From: Hans Aberg (email@example.com)
Date: Sat Sep 23 2006 - 07:28:21 CDT
On 23 Sep 2006, at 04:28, John D. Burger wrote:
> On the notion of analyzing the words in text, sorting by frequency,
> and assigning shorter code units to higher frequency words for
> This is typically not worth the effort - high-frequency words
> perforce are more likely to occur earlier in the text, ...
This seems to be a description how those on the fly compression
algorithms works, rather than a description of say typical English
texts (see link below). Why would high-frequency English words appear
more frequently in a typical English text?
> ...and thus are given short code words with no such analysis
> needed. Moreover, not defining what a "word" is lets Ziv-Lempel
> and friends discover subwords and multi-word sequences
> automagically.

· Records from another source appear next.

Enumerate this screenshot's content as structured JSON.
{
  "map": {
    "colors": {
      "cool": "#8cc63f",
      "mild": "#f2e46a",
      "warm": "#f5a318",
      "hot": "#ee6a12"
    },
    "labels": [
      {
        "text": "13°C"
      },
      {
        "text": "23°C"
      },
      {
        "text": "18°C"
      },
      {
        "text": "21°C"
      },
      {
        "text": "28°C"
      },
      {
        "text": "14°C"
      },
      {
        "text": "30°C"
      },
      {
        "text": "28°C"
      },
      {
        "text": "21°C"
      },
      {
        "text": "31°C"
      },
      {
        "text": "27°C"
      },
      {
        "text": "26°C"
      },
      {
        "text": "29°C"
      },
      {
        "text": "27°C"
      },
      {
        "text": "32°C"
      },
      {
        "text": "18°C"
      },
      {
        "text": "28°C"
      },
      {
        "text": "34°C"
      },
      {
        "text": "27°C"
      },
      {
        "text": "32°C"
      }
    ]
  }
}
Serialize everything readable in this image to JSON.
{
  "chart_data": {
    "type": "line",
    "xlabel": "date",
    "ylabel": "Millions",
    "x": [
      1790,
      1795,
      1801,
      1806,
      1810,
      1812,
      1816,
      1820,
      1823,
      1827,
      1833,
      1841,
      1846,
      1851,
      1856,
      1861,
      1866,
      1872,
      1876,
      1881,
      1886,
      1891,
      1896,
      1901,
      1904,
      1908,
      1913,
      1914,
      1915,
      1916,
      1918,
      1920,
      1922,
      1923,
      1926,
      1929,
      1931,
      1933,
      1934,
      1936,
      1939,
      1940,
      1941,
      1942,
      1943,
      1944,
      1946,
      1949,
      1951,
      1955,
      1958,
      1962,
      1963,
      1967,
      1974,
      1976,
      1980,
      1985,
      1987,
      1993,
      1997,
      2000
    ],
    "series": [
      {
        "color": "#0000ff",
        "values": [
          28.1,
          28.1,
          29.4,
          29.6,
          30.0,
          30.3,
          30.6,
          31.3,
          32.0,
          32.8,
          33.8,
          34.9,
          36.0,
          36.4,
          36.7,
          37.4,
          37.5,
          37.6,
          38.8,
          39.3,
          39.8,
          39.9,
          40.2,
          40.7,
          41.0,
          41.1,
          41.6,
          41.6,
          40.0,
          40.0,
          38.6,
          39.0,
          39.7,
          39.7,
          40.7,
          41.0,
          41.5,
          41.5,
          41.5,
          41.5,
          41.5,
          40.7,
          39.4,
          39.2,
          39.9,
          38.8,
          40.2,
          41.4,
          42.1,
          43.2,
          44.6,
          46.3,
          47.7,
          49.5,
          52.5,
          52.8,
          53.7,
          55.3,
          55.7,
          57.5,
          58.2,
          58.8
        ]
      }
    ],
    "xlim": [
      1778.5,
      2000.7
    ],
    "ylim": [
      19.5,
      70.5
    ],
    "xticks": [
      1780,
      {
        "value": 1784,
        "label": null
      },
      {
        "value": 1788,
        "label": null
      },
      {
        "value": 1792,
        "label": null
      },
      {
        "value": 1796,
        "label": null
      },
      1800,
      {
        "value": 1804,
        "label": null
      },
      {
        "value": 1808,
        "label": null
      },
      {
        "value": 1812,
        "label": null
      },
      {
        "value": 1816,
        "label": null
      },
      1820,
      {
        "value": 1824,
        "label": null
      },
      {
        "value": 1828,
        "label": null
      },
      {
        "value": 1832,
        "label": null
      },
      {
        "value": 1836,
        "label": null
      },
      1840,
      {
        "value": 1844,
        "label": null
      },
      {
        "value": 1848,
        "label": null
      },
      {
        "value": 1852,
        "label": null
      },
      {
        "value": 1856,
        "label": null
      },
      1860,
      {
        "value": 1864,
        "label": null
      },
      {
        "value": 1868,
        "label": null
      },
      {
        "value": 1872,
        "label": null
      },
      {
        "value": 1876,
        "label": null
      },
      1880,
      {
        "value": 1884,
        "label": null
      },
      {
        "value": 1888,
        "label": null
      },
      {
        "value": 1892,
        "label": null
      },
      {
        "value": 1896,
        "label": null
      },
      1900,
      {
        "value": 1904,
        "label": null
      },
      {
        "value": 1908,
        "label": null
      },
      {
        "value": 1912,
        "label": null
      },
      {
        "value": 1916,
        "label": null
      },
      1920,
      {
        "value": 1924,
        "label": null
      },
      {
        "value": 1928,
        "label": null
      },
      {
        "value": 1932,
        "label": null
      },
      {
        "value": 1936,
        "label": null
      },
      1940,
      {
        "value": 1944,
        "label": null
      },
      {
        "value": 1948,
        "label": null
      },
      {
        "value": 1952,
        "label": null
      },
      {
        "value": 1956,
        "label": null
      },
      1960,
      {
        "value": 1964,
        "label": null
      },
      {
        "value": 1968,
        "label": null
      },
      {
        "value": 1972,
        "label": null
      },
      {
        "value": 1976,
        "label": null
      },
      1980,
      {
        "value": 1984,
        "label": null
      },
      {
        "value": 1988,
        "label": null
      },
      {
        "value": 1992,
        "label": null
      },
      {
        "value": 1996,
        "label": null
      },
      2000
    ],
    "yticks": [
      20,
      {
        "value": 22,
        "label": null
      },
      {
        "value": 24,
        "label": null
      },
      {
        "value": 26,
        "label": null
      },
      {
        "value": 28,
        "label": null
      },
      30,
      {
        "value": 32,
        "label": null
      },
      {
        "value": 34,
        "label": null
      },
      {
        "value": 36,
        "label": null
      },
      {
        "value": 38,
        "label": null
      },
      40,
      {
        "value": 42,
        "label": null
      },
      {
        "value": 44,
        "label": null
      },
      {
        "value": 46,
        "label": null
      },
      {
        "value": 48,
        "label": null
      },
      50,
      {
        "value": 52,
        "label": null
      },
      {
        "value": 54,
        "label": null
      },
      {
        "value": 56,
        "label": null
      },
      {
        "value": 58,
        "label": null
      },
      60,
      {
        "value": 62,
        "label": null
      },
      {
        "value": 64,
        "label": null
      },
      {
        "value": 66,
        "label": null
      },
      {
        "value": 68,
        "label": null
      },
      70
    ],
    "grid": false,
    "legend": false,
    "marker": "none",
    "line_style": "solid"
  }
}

They essentially do stemming without knowing
> anything about language at all.
And <http://en.wikipedia.org/wiki/Ziv-Lempel-Welch> says:
The algorithm is designed to be fast to implement but not
necessarily optimal since it does not perform any analysis on the data.
So they work so because of other reasons than obtaining an efficient
> Also remember that compression ratio is not the only figure of
> merit - compression speed is also important.
Well, one type of application in mind is very large linguistical
databases - compressing the whole Wikipedia was one example.
So at least in some circumstances, the main interest will be to have
a database that is fairly compact and fast readable/searchable.
And there isn't one compression algorithm that will fit all needs.